Channel Tunnel and the Thames

¶ … Channel Tunnel and the Thames Tunnel: Soil Composition and Building Methodology

Subaqueous tunnels present unique engineering challenges, for some obvious and some not-so-obvious reasons. Complications regarding materials, work crews, machinery, soil, and of course water all make tunnel-building beneath rivers, seas, and other bodies of water a major undertaking, even when tunnel length and soil composition might otherwise make an easy go of things. By comparing to subaqueous tunnels that are similar in their revolutionary qualities but hugely different in terms of their execution, some of the common problems that crop up in subaqueous tunnel construction can be better appreciated. The following pages present a brief comparison of the Thames Tunnel, the first known subaqueous tunnel ever constructed, and the Channel Tunnel, a more modern marvel that connects England with continental Europe. Similarities in these two tunnels are highlighted, and the differences in the requirements and approaches to these two very different tunnels is fully discussed.

Thames Tunnel

Initial work began on a tunnel running underneath the Thames in 1825, though it would be almost two years before a satisfactory set of test holes could be drilled and it took nearly two decades for the tunnel to be completed (Skempton & Chrimes, 1994). Given that a project like this had never been attempted and that the worksite lay entirely dormant for seven years while funding was worked out, this timeline is actually more impressive than it first seems, and the fact that the tunnel was successfully completed at all is a testament to the ingenuity and the perseverance of the engineers and work crew that brought this tunnel into being. The soil through which the tunnel was dug was itself not problematic, however the layers of soil above the tunnel were clay and sand, the latter of which posed significant problems to the tunnel's engineering and construction at the outset. In areas where the clay layer between the sand and the tunnel was thick, progress was relatively rapid and easy for the tunnel-makers, but where the clay was thin the sand presented a constant problem of sand runs breaking into the tunnel. On five occasions, this led to the river's intrusion into the tunnel, significantly delaying progress and raising safety concerns (Skempton & Chrimes, 1994).

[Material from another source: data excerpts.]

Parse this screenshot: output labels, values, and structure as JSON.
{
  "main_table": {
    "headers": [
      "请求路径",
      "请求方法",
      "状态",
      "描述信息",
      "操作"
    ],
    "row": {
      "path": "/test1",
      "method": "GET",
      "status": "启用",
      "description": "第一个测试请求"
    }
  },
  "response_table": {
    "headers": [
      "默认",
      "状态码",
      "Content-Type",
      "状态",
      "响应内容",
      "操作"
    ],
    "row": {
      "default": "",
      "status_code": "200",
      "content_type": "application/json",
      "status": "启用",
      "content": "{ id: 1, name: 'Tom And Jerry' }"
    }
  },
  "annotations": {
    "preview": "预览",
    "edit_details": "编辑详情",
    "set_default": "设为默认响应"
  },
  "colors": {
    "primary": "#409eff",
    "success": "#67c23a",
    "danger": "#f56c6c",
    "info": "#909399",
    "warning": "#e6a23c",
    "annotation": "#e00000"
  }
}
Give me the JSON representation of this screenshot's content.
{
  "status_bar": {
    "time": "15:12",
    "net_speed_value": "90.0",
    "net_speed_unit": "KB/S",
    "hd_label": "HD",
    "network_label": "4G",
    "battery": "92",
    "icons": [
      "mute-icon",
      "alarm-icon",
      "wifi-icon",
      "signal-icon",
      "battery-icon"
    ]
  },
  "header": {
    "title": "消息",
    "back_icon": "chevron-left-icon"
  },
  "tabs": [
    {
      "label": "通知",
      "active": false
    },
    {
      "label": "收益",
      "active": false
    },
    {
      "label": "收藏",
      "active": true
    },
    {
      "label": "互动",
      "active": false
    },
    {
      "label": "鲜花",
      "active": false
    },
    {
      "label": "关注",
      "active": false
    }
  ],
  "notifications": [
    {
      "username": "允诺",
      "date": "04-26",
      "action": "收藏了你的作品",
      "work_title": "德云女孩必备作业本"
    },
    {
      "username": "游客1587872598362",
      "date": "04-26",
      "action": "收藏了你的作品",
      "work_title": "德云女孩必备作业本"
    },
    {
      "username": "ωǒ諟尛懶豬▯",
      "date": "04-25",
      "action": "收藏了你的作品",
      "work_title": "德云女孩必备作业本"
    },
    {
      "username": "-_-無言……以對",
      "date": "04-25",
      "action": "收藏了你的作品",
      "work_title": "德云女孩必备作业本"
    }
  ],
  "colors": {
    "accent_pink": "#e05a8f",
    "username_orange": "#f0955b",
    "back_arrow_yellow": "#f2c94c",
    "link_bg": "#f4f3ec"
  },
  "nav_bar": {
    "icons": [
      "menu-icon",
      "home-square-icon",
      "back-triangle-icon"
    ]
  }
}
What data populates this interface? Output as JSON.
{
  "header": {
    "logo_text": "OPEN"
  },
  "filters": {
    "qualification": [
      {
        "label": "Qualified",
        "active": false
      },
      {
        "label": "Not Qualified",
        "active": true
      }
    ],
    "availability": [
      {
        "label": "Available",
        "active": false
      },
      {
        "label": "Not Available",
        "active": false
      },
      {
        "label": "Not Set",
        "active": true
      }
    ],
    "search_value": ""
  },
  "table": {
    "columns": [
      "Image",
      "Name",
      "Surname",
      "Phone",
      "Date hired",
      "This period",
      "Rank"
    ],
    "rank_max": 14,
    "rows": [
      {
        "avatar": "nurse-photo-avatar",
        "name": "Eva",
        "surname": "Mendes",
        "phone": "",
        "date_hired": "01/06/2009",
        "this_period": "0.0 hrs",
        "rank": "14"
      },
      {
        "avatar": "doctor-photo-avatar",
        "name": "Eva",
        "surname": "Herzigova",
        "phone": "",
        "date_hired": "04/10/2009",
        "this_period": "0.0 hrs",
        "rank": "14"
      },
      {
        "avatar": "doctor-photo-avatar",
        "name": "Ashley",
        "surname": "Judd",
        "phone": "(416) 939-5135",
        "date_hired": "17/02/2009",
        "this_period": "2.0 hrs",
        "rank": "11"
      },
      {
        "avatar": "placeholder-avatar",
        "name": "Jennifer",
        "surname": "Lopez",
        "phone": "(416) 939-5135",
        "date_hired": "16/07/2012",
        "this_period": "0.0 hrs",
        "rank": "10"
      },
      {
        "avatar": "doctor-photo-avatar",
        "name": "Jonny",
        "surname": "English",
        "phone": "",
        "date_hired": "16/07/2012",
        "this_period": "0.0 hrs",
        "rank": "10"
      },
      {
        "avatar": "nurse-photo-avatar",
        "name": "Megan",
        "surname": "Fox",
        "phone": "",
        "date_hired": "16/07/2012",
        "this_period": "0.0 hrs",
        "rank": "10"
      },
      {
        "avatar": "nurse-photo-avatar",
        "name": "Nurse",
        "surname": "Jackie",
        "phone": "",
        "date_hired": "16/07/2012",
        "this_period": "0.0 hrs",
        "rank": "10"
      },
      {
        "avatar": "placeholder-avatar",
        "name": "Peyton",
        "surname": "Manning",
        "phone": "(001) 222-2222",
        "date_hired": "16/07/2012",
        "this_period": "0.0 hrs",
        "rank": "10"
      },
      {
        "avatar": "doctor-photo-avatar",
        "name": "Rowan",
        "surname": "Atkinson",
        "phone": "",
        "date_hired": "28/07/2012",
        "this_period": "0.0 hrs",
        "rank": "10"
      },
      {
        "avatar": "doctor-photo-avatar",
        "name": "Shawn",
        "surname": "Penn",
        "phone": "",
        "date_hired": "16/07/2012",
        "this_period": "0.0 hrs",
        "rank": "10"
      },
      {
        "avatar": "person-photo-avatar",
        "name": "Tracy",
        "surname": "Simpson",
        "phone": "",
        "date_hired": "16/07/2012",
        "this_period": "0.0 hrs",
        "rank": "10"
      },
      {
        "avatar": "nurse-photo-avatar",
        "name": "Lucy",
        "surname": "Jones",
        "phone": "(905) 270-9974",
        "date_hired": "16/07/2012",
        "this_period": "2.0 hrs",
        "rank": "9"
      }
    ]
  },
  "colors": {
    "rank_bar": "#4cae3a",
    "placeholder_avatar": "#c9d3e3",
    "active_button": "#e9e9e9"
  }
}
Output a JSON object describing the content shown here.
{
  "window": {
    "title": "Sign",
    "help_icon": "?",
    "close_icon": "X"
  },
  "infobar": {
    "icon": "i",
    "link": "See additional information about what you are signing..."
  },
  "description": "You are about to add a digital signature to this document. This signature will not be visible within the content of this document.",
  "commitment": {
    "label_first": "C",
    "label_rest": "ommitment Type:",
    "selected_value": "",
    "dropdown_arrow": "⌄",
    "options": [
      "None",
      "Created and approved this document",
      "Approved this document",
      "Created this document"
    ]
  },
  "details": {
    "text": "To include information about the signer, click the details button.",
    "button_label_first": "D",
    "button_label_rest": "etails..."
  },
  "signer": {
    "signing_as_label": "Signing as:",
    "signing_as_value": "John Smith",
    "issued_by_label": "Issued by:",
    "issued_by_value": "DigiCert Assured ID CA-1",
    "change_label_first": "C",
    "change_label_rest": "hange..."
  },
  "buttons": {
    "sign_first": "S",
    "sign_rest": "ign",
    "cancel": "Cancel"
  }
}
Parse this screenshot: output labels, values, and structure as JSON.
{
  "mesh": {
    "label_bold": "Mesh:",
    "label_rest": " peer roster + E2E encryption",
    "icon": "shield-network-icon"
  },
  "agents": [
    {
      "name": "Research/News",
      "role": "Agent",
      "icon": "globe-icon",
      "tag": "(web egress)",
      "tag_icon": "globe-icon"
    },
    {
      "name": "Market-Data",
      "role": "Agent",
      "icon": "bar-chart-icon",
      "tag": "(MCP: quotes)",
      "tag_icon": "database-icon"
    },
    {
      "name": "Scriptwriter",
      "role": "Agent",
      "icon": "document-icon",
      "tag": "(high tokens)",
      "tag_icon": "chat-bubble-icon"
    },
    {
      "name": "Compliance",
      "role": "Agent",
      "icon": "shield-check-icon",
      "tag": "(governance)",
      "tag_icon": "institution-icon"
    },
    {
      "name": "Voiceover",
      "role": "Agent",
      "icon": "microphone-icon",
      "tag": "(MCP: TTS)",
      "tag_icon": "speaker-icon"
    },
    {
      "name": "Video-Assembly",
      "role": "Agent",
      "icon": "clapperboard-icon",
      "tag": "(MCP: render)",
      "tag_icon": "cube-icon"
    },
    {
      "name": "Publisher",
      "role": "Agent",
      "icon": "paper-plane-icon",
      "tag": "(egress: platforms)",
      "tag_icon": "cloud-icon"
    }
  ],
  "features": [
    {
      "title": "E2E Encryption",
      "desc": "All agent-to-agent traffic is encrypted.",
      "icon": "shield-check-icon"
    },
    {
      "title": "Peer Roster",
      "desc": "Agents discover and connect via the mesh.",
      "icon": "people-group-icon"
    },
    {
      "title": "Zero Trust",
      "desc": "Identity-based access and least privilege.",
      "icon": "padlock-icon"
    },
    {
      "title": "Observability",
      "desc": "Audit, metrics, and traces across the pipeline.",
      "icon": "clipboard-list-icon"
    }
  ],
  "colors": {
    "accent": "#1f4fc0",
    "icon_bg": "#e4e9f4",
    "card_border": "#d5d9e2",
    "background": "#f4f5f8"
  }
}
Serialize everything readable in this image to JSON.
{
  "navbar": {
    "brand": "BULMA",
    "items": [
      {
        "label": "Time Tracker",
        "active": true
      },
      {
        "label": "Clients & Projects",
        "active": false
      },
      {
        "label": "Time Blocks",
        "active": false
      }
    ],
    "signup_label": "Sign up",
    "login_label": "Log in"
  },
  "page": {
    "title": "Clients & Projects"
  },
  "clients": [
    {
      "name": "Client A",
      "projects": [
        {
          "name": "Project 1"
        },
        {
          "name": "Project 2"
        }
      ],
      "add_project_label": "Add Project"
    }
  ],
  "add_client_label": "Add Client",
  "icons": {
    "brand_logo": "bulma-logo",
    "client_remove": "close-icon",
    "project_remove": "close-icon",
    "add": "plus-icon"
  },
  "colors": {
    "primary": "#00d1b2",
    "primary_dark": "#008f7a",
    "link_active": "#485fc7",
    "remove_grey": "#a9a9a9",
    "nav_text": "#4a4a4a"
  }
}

Fortunately, the solution was found in engineer Sir Marc Isambard Brunei's advent of the tunneling shield, a now-commonplace (and far more complex) tool that allowed the insertion of a tunnel casing, what would now be deemed a lining, while work progressed. (Skempton & Chimes, 1994). This tunnel shield propped up the tunnel along its length as it was being constructed, but was especially useful at the tunnel ends where the sand breaks were ore common due to the thinner clay layers. Here, they propped up the clay that was prone to grow brittle and crack when thinned out, while elsewhere they simply provided an easing of working conditions and greater safety against the less-likely sand breaks and inrushes of water. No significant engineering problems appear to have been encountered in the actual digging of the tunnel; though progress was very slow as the labor consisted entirely of hand-held tools, it was the tunnel support that provided the most significant soil-based engineering challenge and that required innovation in methodology to overcome.

The Chunnel

The Channel Tunnel, affectionately known as the Chunnel, is a far cry from an early-nineteenth century manually dug tunnel. Its subaqueous nature presented related challenges of support and safety during construction, but in most other regards it was a different undertaking altogether. The material through which the tunnel was dug was primarily chalk, not the relatively soft and yielding earth that lay under the sand and clay below the Thames, and while this actually eased certain concerns in the construction and operation of the tunnel it presented new challenges, as well (Margron, 1996). The relative continuity of the geological floor that lay under the waters of the English Channel, especially in the line of chalk that was followed for the Channel Tunnel, was a major reason for the selection of the tunnel construction as it provided rigidity and support without the same type of reliance on tunnel shielding as was used in the earlier construction of the Thames Tunnel. The chalk types and lack of homogeneity did make for more difficult tunneling on the French side of the tunnel, but this has been expected due to extensive exploratory drilling on the French side and while it made progress more difficult geological conditions were still considered favorable for the tunnel and work progressed as expected (Margron, 1996).